Recuperiamo la comunicazione umana, di Gennaro Capriati
A cavallo tra gli anni '80 e '90 del secolo scorso frequentavo il Dottorato di ricerche in Scienze Chimiche dopo una laurea in Fisica. Mi occupavo della elaborazione di modelli matematici dei processi elementari che si verificano in un plasma freddo, studi utilizzati nell'industria dei semiconduttori, nel settore aerospaziale, eccetera. E i miei strumenti di lavoro erano elaboratori elettronici, con sistemi operativi che impiegavano già le "finestre" molto prima che queste avessero larga diffusione anche al di fuori degli ambienti scientifici, e la rete internet per inviare posta elettronica all'estremità opposta del pianeta. Gli eventi biografici mi condussero a partecipare ad un concorso per l'insegnamento della matematica e della fisica ed ora sono circa trent'anni che insegno tali discipline al liceo scientifico.

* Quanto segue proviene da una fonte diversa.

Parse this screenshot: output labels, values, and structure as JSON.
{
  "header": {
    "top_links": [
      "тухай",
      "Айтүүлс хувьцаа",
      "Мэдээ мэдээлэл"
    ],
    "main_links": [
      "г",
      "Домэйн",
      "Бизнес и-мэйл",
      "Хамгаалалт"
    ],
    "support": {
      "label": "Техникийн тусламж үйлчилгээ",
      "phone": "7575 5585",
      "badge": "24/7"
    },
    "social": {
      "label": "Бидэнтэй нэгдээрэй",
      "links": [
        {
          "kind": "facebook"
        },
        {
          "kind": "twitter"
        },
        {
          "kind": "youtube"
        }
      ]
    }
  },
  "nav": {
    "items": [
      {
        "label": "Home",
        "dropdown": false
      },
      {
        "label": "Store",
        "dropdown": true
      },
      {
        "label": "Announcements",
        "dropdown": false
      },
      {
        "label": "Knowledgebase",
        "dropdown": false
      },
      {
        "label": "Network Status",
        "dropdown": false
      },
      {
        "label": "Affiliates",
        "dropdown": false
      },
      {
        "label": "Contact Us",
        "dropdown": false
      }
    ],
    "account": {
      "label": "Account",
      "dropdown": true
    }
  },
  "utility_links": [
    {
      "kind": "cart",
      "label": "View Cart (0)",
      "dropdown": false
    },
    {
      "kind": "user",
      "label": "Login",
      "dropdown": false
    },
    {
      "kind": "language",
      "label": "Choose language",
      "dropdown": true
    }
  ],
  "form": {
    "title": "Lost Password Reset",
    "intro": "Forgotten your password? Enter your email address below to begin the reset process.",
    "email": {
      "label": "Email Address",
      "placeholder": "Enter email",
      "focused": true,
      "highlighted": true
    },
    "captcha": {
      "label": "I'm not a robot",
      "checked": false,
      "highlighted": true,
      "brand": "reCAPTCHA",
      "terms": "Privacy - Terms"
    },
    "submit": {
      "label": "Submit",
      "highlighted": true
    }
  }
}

Mi capitò di entrare nel mondo della scuola agli inizi dell'ultimo decennio del secolo scorso, in un periodo in cui una "trinità" di "i" andava di moda ed una di queste era la rappresentante del termine "informatica"; l'immissione nei metodi didattici delle emergenti tecnologie elettroniche veniva presentata come la soluzione del problema costituito dal complesso processo di insegnamento-apprendimento.
Sebbene usassi da tempo tali tecnologie, mi opposi energicamente a questa "modernizzazione"; non all'utilizzo di nuove tecnologie, ma all'idea che queste avrebbero risolto i problemi della scuola. E mi battevo affermando che i veri esseri multimediali siamo noi quando comunichiamo non solo con parole, ma con la modulazione del tono della voce, con sguardi ed espressioni facciali (con i volti, insomma), gesticolando; sostenevo - anche sulla base della pluriennale attività di catechista di preadolescenti e adolescenti in un contesto parrocchiale popolare - che è tutto ciò che accompagna la parola che rende viva la comunicazione, ed efficace la stessa nel caso dell'insegnamento.
Oggi continuo a nutrire forti dubbi sulla bontà dell'utilizzo spinto della tecnologia elettronica nei metodi didattici: l'insegnamento-apprendimento è un complesso processo relazionale che si verifica mediamente almeno tra 25 persone in carne ed ossa che si guardano negli occhi, un qualcosa che "segna dentro" non solo il cosiddetto "discente", ma anche il cosiddetto "docente", per cui entrambi risultano trasformati significativamente da un processo che non è affatto a senso unico. A volte mi chiedo se non sia proprio l'incapacità di guardarsi negli occhi e sostenere una comunicazione a 360 gradi a farci ritenere importanti tante mediazioni elettroniche.
Ho terrore invece che l'utilizzo esclusivo della tecnologia nelle istituzioni pubbliche fatto durante la pandemia (che ha assunto la forma di "Didattica A Distanza" nelle istituzioni scolastiche) mandi definitivamente in soffitta la "comunicazione umana" anche nel processo di insegnamento-apprendimento".